The serious health and mortality situation in the NIS deserves policy and scientific attention. In none of the states has mortality reduction kept up with the reductions seen in most of the developed world during the last 20 years.
It is beyond the scope of this discussion to provide a comprehensive overview of the data needs in each of the NIS countries. Instead, we have focused on interpreting reported levels and trends in mortality in the region. Consistent with this focus, we make some recommendations here for data collection and improvements in data quality that would strengthen the ability of policymakers to monitor and interpret mortality trends in the region.
As we have indicated, the overall high mortality rates in the NIS, both in the aggregate and by cause, are grounds for concern and action. But because of poor data quality, interventions to improve health conditions that would also improve data quality would be likely to produce equivocal results. For example, efforts to reduce infant mortality rates in Central Asia could also produce more complete reporting of infant deaths. Interventions that were actually lowering infant mortality could lead to apparent increases in infant mortality (or to a slower decrease in infant mortality than was actually occurring)—and perhaps to premature abandonment of policies and programs that were actually working. The same thing could happen in Russia, in which generally lower data quality in some of the predominantly non-Russian regions (e.g., Chechnya, Ingushetia, Daghestan, Balkaria) could disguise actual improvements in infant mortality if these improvements were accompanied by more complete registration of births and infant deaths.
Improvements in the accuracy of reporting of ages of the base population and of the deceased, or more complete registration of deaths, would also be likely to occur if there were a concerted effort to reduce adult mortality. The reported adult mortality rates would probably show a smaller reduction (and possibly even an increase), even while actual adult mortality rates were declining.
Thus, addressing the issue of data quality and building in standards for evaluating program success are essential if one hopes to obtain a realistic picture of program efficacy.

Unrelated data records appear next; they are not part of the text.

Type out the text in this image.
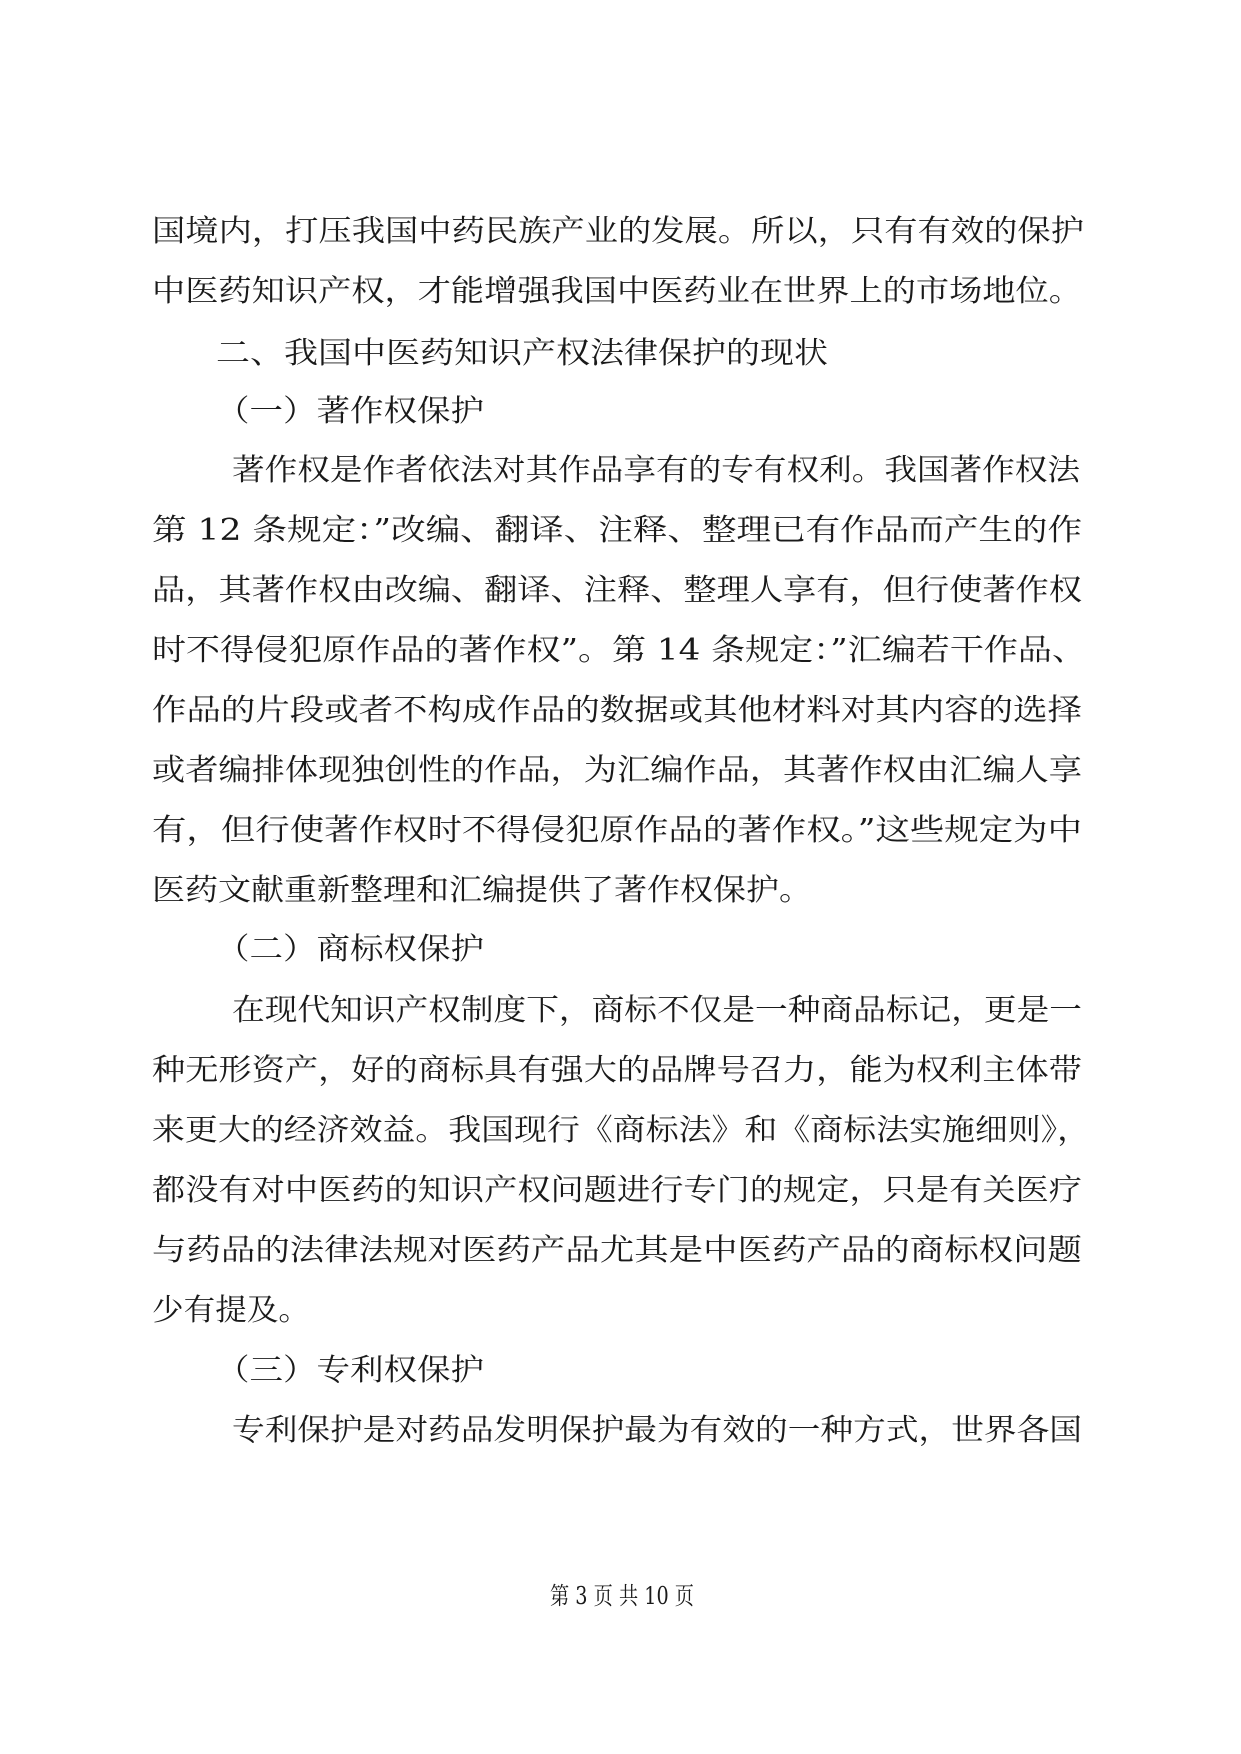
国境内，打压我国中药民族产业的发展。所以，只有有效的保护
中医药知识产权，才能增强我国中医药业在世界上的市场地位。
二、我国中医药知识产权法律保护的现状
（一）著作权保护
著作权是作者依法对其作品享有的专有权利。我国著作权法
第 12 条规定：”改编、翻译、注释、整理已有作品而产生的作
品，其著作权由改编、翻译、注释、整理人享有，但行使著作权
时不得侵犯原作品的著作权”。第 14 条规定：”汇编若干作品、
作品的片段或者不构成作品的数据或其他材料对其内容的选择
或者编排体现独创性的作品，为汇编作品，其著作权由汇编人享
有，但行使著作权时不得侵犯原作品的著作权。”这些规定为中
医药文献重新整理和汇编提供了著作权保护。
（二）商标权保护
在现代知识产权制度下，商标不仅是一种商品标记，更是一
种无形资产，好的商标具有强大的品牌号召力，能为权利主体带
来更大的经济效益。我国现行《商标法》和《商标法实施细则》，
都没有对中医药的知识产权问题进行专门的规定，只是有关医疗
与药品的法律法规对医药产品尤其是中医药产品的商标权问题
少有提及。
（三）专利权保护
专利保护是对药品发明保护最为有效的一种方式，世界各国
第 3 页 共 10 页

Following improvements in mortality among Russian adults between 1980 and 1990, the situation deteriorated at least until 1993. Close attention to changes in mortality in Russia in the post-Soviet era is warranted. The deterioration has been more serious for men than for women. More data that would allow examination of recent mortality trends in Russia and elsewhere in the European NIS countries by age, ethnic group, and cause of death would be very worthwhile.